下川裕治 編「本社はわかってくれないー東南アジア駐在員はつらいよ」(講談社現代新書)

タイ、ミャンマー、ベトナムといった東南アジアや台湾、沖縄の旅行記で定評のある下川裕治氏が、東南アジアの日本企業駐在員がビジネスの現場で体験している、苦笑いや胃がいたくなるような、現地の人々とのトラブルの数々をレポートしたのが本書
小目次までレビューするとネタバレもいいところなので、大目次までにしておくが、構成は
1 すぐ休む人々
2 働かない人々
3 会社を私物化する人々
4 身勝手な人々
5 会社のカネを使いこむ人々
6 すぐに訴える人々
7 役人な人々
8 宗教で生きる人々
9 才能ある人々
10 不運に見舞われた人々
11 日本を持ち込む人々
となっていて、大目次だけでも、なんとなく東南アジアの国々の「困った人々」ではあるが、なんとなくユルくて、ギスギスしない感じが表れているといえる。

例えば、ラオス人を評して
ラオス人の八割が農業に従事している。農民気質というのは、他力本願的な部分が多い。・・・時間感覚も似たようなものだ。今日いかなくても明日がある。一日でそんなに変化は生まれない。今日、お腹が痛かったら、仕事は明日にまわせばいいのだ。(P21)

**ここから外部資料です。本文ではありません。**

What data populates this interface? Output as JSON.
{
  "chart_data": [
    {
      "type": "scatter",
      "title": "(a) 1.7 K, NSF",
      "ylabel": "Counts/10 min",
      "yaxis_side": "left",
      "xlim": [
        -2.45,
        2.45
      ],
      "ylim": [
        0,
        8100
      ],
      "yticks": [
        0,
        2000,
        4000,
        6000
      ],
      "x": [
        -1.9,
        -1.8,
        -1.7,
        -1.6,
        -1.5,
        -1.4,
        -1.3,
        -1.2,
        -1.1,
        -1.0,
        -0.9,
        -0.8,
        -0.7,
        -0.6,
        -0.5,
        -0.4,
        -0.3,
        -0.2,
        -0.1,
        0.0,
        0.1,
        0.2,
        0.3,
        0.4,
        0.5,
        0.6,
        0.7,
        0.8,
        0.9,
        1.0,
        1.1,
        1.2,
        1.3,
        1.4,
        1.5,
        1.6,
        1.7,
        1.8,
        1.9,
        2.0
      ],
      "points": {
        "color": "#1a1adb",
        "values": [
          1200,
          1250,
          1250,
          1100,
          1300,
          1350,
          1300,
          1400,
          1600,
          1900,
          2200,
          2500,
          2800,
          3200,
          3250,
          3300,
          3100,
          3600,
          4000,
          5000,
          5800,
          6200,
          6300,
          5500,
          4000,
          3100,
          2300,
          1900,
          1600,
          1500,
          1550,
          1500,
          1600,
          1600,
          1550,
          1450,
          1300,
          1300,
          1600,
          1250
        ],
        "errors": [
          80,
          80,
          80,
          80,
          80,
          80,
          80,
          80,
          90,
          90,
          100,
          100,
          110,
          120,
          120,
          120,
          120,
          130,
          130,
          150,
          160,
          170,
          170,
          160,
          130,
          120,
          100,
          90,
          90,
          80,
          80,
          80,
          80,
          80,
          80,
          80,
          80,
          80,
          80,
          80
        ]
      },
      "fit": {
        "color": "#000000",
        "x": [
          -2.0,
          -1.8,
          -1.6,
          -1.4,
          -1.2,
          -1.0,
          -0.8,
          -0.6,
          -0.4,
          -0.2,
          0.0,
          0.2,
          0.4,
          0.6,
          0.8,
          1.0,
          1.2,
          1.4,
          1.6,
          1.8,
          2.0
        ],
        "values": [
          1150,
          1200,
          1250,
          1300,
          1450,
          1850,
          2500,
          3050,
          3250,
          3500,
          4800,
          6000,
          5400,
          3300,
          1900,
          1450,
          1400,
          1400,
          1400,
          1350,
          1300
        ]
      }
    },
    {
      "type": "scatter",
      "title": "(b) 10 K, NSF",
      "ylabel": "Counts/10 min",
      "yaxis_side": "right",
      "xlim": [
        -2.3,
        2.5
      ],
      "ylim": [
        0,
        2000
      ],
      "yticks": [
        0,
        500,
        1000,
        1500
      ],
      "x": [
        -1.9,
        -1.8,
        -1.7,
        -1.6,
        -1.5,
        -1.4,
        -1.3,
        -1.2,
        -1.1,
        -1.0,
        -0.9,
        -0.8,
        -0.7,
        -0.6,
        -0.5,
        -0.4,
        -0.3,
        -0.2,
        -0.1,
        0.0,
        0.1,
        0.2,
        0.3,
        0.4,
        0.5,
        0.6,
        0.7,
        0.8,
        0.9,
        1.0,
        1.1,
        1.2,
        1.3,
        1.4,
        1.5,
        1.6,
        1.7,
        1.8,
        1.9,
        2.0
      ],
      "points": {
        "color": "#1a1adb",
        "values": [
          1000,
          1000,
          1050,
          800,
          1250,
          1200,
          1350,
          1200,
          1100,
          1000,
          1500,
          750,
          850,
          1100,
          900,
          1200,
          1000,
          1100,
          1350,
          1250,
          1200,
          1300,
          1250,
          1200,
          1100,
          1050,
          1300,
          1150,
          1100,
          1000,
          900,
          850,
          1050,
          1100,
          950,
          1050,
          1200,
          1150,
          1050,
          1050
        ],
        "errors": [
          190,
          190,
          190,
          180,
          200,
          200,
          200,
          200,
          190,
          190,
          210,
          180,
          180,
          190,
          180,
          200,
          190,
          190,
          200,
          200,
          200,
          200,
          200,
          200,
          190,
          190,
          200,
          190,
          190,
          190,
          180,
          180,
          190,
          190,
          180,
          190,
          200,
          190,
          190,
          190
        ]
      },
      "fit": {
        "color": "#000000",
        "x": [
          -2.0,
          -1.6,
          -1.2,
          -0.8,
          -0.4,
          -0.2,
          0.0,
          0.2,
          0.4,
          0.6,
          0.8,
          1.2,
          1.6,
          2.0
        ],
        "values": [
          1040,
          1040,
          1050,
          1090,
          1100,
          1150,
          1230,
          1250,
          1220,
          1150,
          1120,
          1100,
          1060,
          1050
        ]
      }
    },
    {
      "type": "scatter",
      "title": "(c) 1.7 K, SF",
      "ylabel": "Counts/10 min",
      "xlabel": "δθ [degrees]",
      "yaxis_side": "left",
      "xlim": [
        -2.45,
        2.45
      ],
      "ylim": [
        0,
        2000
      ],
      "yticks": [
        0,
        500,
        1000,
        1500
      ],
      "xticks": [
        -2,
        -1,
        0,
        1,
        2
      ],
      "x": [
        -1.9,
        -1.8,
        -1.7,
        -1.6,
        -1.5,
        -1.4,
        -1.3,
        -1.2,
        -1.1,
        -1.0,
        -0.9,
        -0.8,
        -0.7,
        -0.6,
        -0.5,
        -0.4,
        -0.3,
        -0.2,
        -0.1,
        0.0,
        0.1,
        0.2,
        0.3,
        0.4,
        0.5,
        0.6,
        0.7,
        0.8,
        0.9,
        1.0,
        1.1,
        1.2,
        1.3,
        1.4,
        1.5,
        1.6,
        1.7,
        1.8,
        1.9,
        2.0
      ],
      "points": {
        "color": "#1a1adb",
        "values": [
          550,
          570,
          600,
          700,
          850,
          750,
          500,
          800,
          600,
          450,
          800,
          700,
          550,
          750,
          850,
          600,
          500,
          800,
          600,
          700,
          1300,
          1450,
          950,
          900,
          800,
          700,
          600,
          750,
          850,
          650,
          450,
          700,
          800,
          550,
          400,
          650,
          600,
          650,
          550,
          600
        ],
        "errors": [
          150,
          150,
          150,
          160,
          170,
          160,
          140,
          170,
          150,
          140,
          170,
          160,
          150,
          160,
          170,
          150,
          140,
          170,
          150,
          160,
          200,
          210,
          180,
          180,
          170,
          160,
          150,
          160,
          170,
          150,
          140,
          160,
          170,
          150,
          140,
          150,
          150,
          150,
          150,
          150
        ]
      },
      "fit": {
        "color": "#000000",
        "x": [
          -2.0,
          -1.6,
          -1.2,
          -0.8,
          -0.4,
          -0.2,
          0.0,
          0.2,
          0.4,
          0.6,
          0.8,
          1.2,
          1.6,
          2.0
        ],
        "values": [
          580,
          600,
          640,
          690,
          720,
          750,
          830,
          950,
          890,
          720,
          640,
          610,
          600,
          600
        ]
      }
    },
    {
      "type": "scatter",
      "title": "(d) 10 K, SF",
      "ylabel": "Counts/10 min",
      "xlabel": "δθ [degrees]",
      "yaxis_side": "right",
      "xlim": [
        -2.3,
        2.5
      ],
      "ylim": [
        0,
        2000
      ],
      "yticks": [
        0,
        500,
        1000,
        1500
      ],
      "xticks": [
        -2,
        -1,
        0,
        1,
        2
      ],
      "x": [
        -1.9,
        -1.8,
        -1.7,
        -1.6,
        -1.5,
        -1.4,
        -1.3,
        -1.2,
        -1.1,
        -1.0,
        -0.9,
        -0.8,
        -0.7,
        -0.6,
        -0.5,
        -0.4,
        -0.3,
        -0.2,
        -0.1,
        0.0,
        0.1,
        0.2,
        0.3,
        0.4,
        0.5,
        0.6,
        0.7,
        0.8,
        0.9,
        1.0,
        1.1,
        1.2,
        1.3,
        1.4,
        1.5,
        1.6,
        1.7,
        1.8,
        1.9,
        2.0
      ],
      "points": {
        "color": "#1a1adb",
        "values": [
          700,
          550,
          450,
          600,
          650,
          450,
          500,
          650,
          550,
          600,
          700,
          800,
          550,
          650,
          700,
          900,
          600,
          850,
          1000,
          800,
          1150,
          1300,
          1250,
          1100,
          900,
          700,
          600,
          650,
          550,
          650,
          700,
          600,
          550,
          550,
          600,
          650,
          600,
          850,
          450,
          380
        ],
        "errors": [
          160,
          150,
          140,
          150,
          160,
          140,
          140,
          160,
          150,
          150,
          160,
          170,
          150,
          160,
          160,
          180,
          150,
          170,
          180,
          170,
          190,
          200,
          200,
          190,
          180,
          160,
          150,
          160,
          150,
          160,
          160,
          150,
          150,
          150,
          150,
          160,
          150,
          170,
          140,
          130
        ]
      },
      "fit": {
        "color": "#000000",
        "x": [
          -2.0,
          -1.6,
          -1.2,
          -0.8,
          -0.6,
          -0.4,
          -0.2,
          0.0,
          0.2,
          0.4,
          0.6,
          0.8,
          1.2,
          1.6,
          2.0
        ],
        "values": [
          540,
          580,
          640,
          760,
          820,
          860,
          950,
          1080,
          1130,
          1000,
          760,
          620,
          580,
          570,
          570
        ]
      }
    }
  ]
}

ラオス人の住居は高床式住居。住居スペースである二階部分は大きな広間があり、その奥に個室が二〜三部屋。家長夫婦と子供の寝室に別れる。そこで長男が結婚すると、一部屋を占拠するので残りは一部屋。他の兄弟はそこで雑魚寝するのが普通。
生まれてから一人で寝たことのない人もいる(P55)
であったり、最近、経済成長著しいマレーシア人を評して
マレーシア人は、だんだん経済状況がよくなって親からちやほやされて育った人が多い。いざとなったら政府がなんとかしてくれるとの依存心も強くなっている。だから、ちょっと厳しい状況に直面するとへなへなとなってしまう

マレーシアでは、3Kといわれる建設業や製造業だけでなく、飲食業やサービス業でも慢性的な人手不足に悩まされている。実際にミャンマー人労働者などが日本料理店の裏方を担っている例もある。外国人労働者抜きでは経済活動がたちゆかないような構造ができてしまっているのだ。(P27)
といったところに、未来の発展の可能性も秘めつつも、なにやら様々な課題がありそうな東南アジアの姿を象徴しているようだ。
だが、雨が降ると会社を休んだり、社内のバスケットボール大会を関連会社を含んで3ヶ月にわたって開催したり、自宅を改築するので、その現場監督に会社をやめようとしたり、郵便局が業務そっちのけで局あげて焼き鳥屋の副業に盛を出したり、と困った話ではあるが、微笑んでしまうようなエピソードになるのは東南アジアゆえであろうか。
そして、日本の会社もそんな東南アジアの風情に影響されるのか、社則はひと昔前のものが多く
・移動は社用車を使う
・屋台で食事をしてはいけない(P187)
といったことが残っているのは御愛嬌というべきか。
まあ、今後の経済環境を見れば、東南アジアとの関連性は高まる一方であろうから、こうした「ゆるさ」を身につけるのも有効な一手であるかもしれないですね。